Tuesday, October 18, 2016 by Caleb Pritchard

The kill-shot came abruptly and mercifully for the Lone Star Rail District (also known as LSTAR) on Monday night.

After months of procedural dickering, the Capital Area Metropolitan Planning Organization’s Transportation Policy Board spent less than 10 minutes discussing the matter before voting to remove from its long-range planning document the proposed passenger rail service that would have connected the Austin and San Antonio metro areas.

While the 18-0-1 vote (Travis County Commissioner Brigid Shea abstained) represented the effective deathblow for LSTAR, CAMPO’s Executive Director Ashby Johnson briefed the board on efforts underway to explore a replacement project.

According to a memo prepared by CAMPO staff, the Texas Department of Transportation would lead that study with assistance from CAMPO and its San Antonio counterpart, the Alamo Area Metropolitan Planning Organization.

Without specifying any particular alternative modes, the memo simply states, “The study emphasis would be on solutions that go beyond adding single-occupancy vehicle capacity. At a minimum, the study would include the IH-35 corridor but encompass the broader corridor and have a medium- to long-term planning horizon.”

Shea pressed Johnson to fill in any possible details he could. “I don’t understand what realistic alternatives we’re looking at, other than what strikes me as the only high-capacity alternative for I-35, which is more toll lanes with buses and vanpools in it,” she said.

Johnson said managed toll lanes could be one option on the table.

He added that another potential “stopgap” would be to work with Amtrak to increase the frequency of its current inter-city service.

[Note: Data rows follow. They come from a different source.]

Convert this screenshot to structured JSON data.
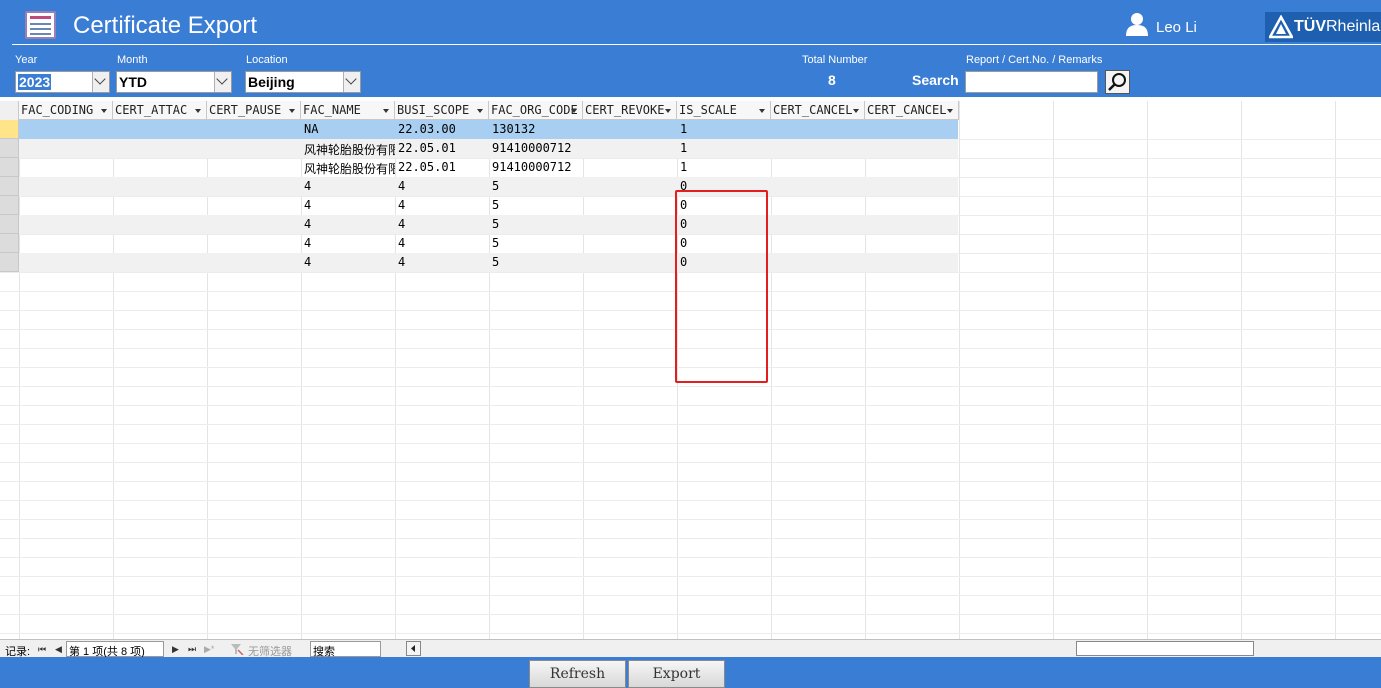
{
  "app": {
    "title": "Certificate Export",
    "user": "Leo Li",
    "logo_text_bold": "TÜV",
    "logo_text": "Rheinla"
  },
  "filters": {
    "year": {
      "label": "Year",
      "value": "2023"
    },
    "month": {
      "label": "Month",
      "value": "YTD"
    },
    "location": {
      "label": "Location",
      "value": "Beijing"
    },
    "total_label": "Total Number",
    "total_value": "8",
    "search_label": "Search",
    "search_field_label": "Report / Cert.No. / Remarks",
    "search_value": ""
  },
  "grid": {
    "columns": [
      "FAC_CODING",
      "CERT_ATTAC",
      "CERT_PAUSE",
      "FAC_NAME",
      "BUSI_SCOPE",
      "FAC_ORG_CODE",
      "CERT_REVOKE",
      "IS_SCALE",
      "CERT_CANCEL",
      "CERT_CANCEL"
    ],
    "rows": [
      [
        "",
        "",
        "",
        "NA",
        "22.03.00",
        "130132",
        "",
        "1",
        "",
        ""
      ],
      [
        "",
        "",
        "",
        "风神轮胎股份有限公司",
        "22.05.01",
        "91410000712",
        "",
        "1",
        "",
        ""
      ],
      [
        "",
        "",
        "",
        "风神轮胎股份有限公司",
        "22.05.01",
        "91410000712",
        "",
        "1",
        "",
        ""
      ],
      [
        "",
        "",
        "",
        "4",
        "4",
        "5",
        "",
        "0",
        "",
        ""
      ],
      [
        "",
        "",
        "",
        "4",
        "4",
        "5",
        "",
        "0",
        "",
        ""
      ],
      [
        "",
        "",
        "",
        "4",
        "4",
        "5",
        "",
        "0",
        "",
        ""
      ],
      [
        "",
        "",
        "",
        "4",
        "4",
        "5",
        "",
        "0",
        "",
        ""
      ],
      [
        "",
        "",
        "",
        "4",
        "4",
        "5",
        "",
        "0",
        "",
        ""
      ]
    ],
    "current_row": 0,
    "highlighted_column": "IS_SCALE",
    "highlight_color": "#e31e1e"
  },
  "navigator": {
    "label": "记录:",
    "first": "⏮",
    "prev": "◀",
    "position": "第 1 项(共 8 项)",
    "next": "▶",
    "last": "⏭",
    "new": "▶*",
    "filter_label": "无筛选器",
    "search_placeholder": "搜索"
  },
  "footer": {
    "refresh": "Refresh",
    "export": "Export"
  },
  "colors": {
    "header_bg": "#3a7dd4",
    "current_row": "#a8cff2",
    "alt_row": "#f1f1f1"
  }
}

According to its current schedule, Amtrak runs one train per day each way between Austin and San Antonio. What is typically a 90-minute drive in congestion-free conditions takes more than two hours via the train, which operates on Union Pacific’s freight rail line.

Union Pacific’s decision in February to walk away from its negotiations to let LSTAR use that same right-of-way was the catalyst that set into motion the district’s ultimate demise. However, Johnson told his board that the federally funded Amtrak has better leverage.

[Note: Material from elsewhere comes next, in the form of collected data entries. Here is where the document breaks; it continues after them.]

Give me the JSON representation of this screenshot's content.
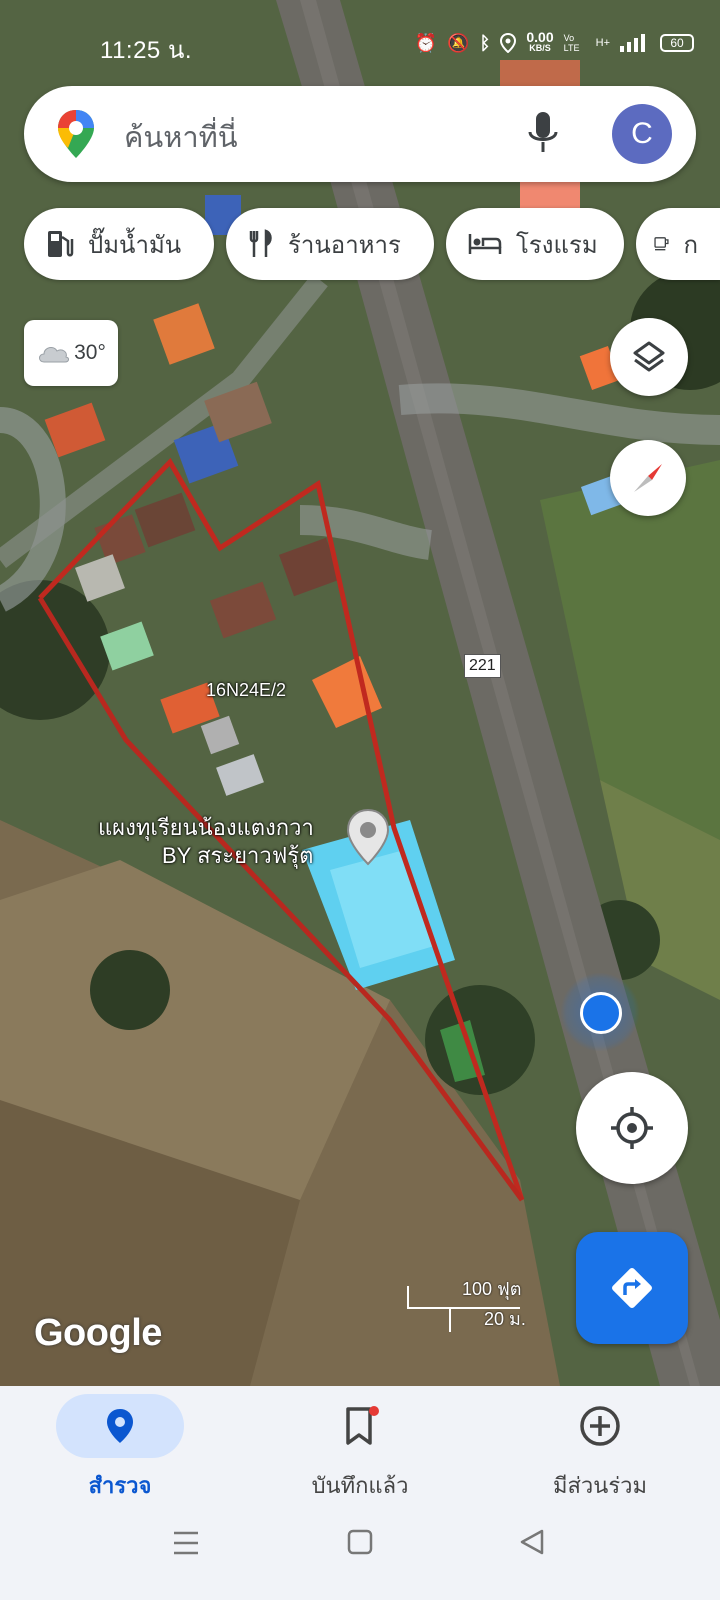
{
  "status_bar": {
    "time": "11:25 น.",
    "net_speed_value": "0.00",
    "net_speed_unit": "KB/S",
    "volte": "Vo LTE",
    "net_type": "H+",
    "battery": "60",
    "icons": [
      "alarm-icon",
      "bell-off-icon",
      "bluetooth-icon",
      "location-icon",
      "signal-icon"
    ]
  },
  "search": {
    "placeholder": "ค้นหาที่นี่",
    "avatar_letter": "C"
  },
  "chips": [
    {
      "label": "ปั๊มน้ำมัน",
      "icon": "gas-station-icon"
    },
    {
      "label": "ร้านอาหาร",
      "icon": "restaurant-icon"
    },
    {
      "label": "โรงแรม",
      "icon": "hotel-icon"
    },
    {
      "label": "ก",
      "icon": "coffee-icon"
    }
  ],
  "weather": {
    "temp": "30°",
    "icon": "cloud-icon"
  },
  "map": {
    "road_label": "221",
    "plus_code": "16N24E/2",
    "place_line1": "แผงทุเรียนน้องแตงกวา",
    "place_line2": "BY สระยาวฟรุ้ต",
    "attribution": "Google",
    "scale_ft": "100 ฟุต",
    "scale_m": "20 ม.",
    "accent_color": "#1a73e8",
    "drawn_outline_color": "#c0291f"
  },
  "bottom_nav": [
    {
      "label": "สำรวจ",
      "icon": "explore-pin-icon",
      "active": true
    },
    {
      "label": "บันทึกแล้ว",
      "icon": "bookmark-icon",
      "active": false
    },
    {
      "label": "มีส่วนร่วม",
      "icon": "add-circle-icon",
      "active": false
    }
  ],
  "system_nav": [
    "menu-icon",
    "home-icon",
    "back-icon"
  ]
}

“The relationship is very different between UP and Amtrak,” he explained. “Amtrak has protections that Lone Star does not.”

Johnson also suggested that another potential alternative is the high-speed rail concept that TxDOT is already exploring. The Texas-Oklahoma Passenger Rail Study has been underway since 2013 and is expected to wrap up by the end of this year.

The project could end up connecting Oklahoma City to as far south as the Texas-Mexico border. Planners are also studying whether to deploy high-speed bullet trains that could reach speeds beyond 200 miles per hour on the corridor. A service of that scale would likely bypass many of the smaller communities that would have been served by LSTAR.

Johnson told the board that CAMPO would help fund the search for an LSTAR replacement project using the remainder of funds it had committed to the district’s ongoing environmental study. Of the $20 million originally earmarked for that, $9 million is left over.

Johnson said the planning effort would use data collected during LSTAR’s years of studying its own proposal. He indicated that the time frame for the study would be 18 months.

After Monday night’s meeting, CAMPO released a press release quoting Mayor Steve Adler as saying, “It is clear that we need viable mass transit between San Antonio and Austin. The way we’re continuing forward seems to be a more direct path than continuing with Lone Star.”

Both the mayor and Council Member Sheri Gallo were absent for the vote to remove LSTAR from the long-range plan. Adler showed up to the meeting moments after that decision was made.